A common question we get asked is: what is the most sustainable material?

Materials need to be separated into raw source materials at the end of life. So to begin with, we need to look at materials according to how easy they are to take apart. Circularity I hear you say?

Furniture is a really good candidate for circularity and it is our manufacturing model. If a product is just made of just one material, that’s a good start. Compared to more complex products like a car, mobile phones or a building, furniture has a high material content and a small number of different materials. It lasts a long time and is portable to take to a specialist facility. The materials in furniture should be stored or sequestered for their next life.

If a product contains more than one material, then they need to be easily separated. Maybe by a machine or by a simple process like a few screws. When the material itself is made up of more than one material with adhesives and irreversible mechanical fixings like rivets, this is not good for separation for circularity. 

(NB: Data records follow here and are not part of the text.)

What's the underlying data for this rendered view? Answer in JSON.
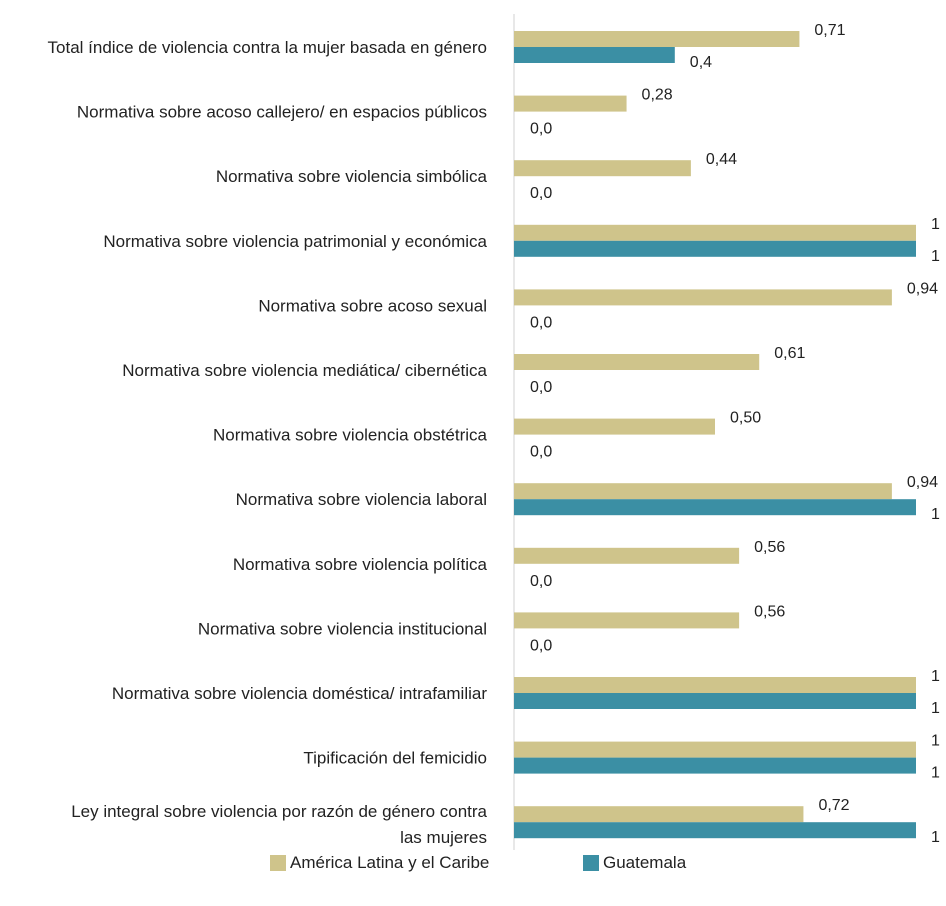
{
  "chart_data": {
    "type": "bar",
    "orientation": "horizontal",
    "categories": [
      "Total índice de violencia contra la mujer basada en género",
      "Normativa sobre acoso callejero/ en espacios públicos",
      "Normativa sobre violencia simbólica",
      "Normativa sobre violencia patrimonial y económica",
      "Normativa sobre acoso sexual",
      "Normativa sobre violencia mediática/ cibernética",
      "Normativa sobre violencia obstétrica",
      "Normativa sobre violencia laboral",
      "Normativa sobre violencia política",
      "Normativa sobre violencia institucional",
      "Normativa sobre violencia doméstica/ intrafamiliar",
      "Tipificación del femicidio",
      "Ley integral sobre violencia por razón de género contra las mujeres"
    ],
    "series": [
      {
        "name": "América Latina y el Caribe",
        "color": "#cfc48b",
        "values": [
          0.71,
          0.28,
          0.44,
          1,
          0.94,
          0.61,
          0.5,
          0.94,
          0.56,
          0.56,
          1,
          1,
          0.72
        ],
        "labels": [
          "0,71",
          "0,28",
          "0,44",
          "1",
          "0,94",
          "0,61",
          "0,50",
          "0,94",
          "0,56",
          "0,56",
          "1",
          "1",
          "0,72"
        ]
      },
      {
        "name": "Guatemala",
        "color": "#3b8fa4",
        "values": [
          0.4,
          0,
          0,
          1,
          0,
          0,
          0,
          1,
          0,
          0,
          1,
          1,
          1
        ],
        "labels": [
          "0,4",
          "0,0",
          "0,0",
          "1",
          "0,0",
          "0,0",
          "0,0",
          "1",
          "0,0",
          "0,0",
          "1",
          "1",
          "1"
        ]
      }
    ],
    "xlim": [
      0,
      1
    ],
    "grid": false,
    "legend_position": "bottom"
  }
}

Composite materials are when the material itself is made up of more than one material in such a way that it can never be taken apart. Some materials have such a low value that it’s not worth spending any time or money separating them.

Wood along with other naturally derived fibres is carbon negative over its lifetime. Wood is not circular in a recycling sense, but unlike the other materials, it is regenerative. 

So is wood the best sustainable material? The short answer is, in carbon footprint terms yes. Then why don’t we just make all our products out of wood? Well, is it combined with other materials? What about its performance and strength? Or fire, costs, labour, certification; a variety of elements need to be taken into account. Where has it come from? Wood is in demand and we need to avoid deforestation. 

So the answer is, there is not just one best sustainable material. The most sustainable material may be different in every context. But the most important thing is that the source of the materials is viably sustainable – the lifecycle is considered and the choice of material is correct for the context of use.